The second major shortcoming of this research was the high rate of attrition. This problem is not uncommon in intervention studies of incarcerated women and their children (Cassidy et al., Citation2010; Shlafer, Poehlmann, Coffino, & Hanneman, Citation2009). One of the major reasons for the high rate of attrition was the very rapid turnover of women in the units. Many women prisoners in the United Kingdom serve brief sentences, with more than half being sentenced to custody for six months or less (Ministry of Justice, Citation2010). Although precautions were taken to exclude dyads who were due for release before the first follow-up, many women were on remand or unsentenced at the time of recruitment and were enrolled but released before they could be seen for the follow-up.

The obstacles to conducting research in correctional facilities may be one of the reasons for the relative poverty of evaluated interventions for incarcerated parents and their children (Bretherton, Citation2010). Despite these methodological shortcomings, this study is one of the first to explore the outcomes for mothers and babies in prison with and without an attachment-focused intervention. Future research which looks at long-term outcomes after the mothers and babies are released from prison will broaden our understanding of the stability of the findings of this study.

Conclusion

The findings of this study have highlighted the high risk nature of this group of mothers and babies and the poor trajectory for many of them.
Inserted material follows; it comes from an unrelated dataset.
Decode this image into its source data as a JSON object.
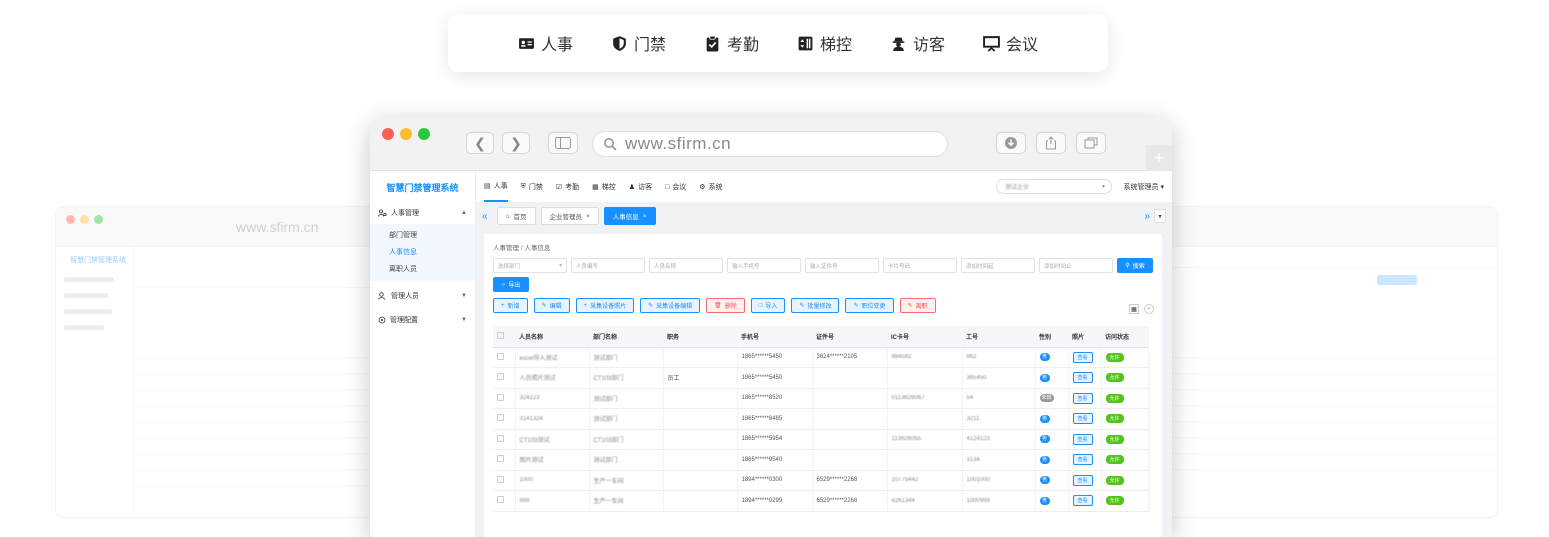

A relationship-focused group intervention may be an effective means of helping these mothers and infants to strengthen their early attachment bond and offset some of the deleterious outcomes that have been reported for children of incarcerated parents. This study has supported what has been known since the mid-1990s: that relatively brief, focused interventions can be highly effective in shifting the quality of early parent–infant attachment relationships (van den Boom, Citation1994; van IJzendoorn, Juffer, & Duyvesteyn, Citation1995). The benefits of such short-term interventions are likely to be far-reaching and enduring (van den Boom, Citation1995). Taken together, these outcome studies suggest that there may be a period in the first year after having a baby when the mother’s attachment and caregiving systems are reorganized and are particularly open to change. Brief interventions with high-risk dyads can capitalize on this window of opportunity.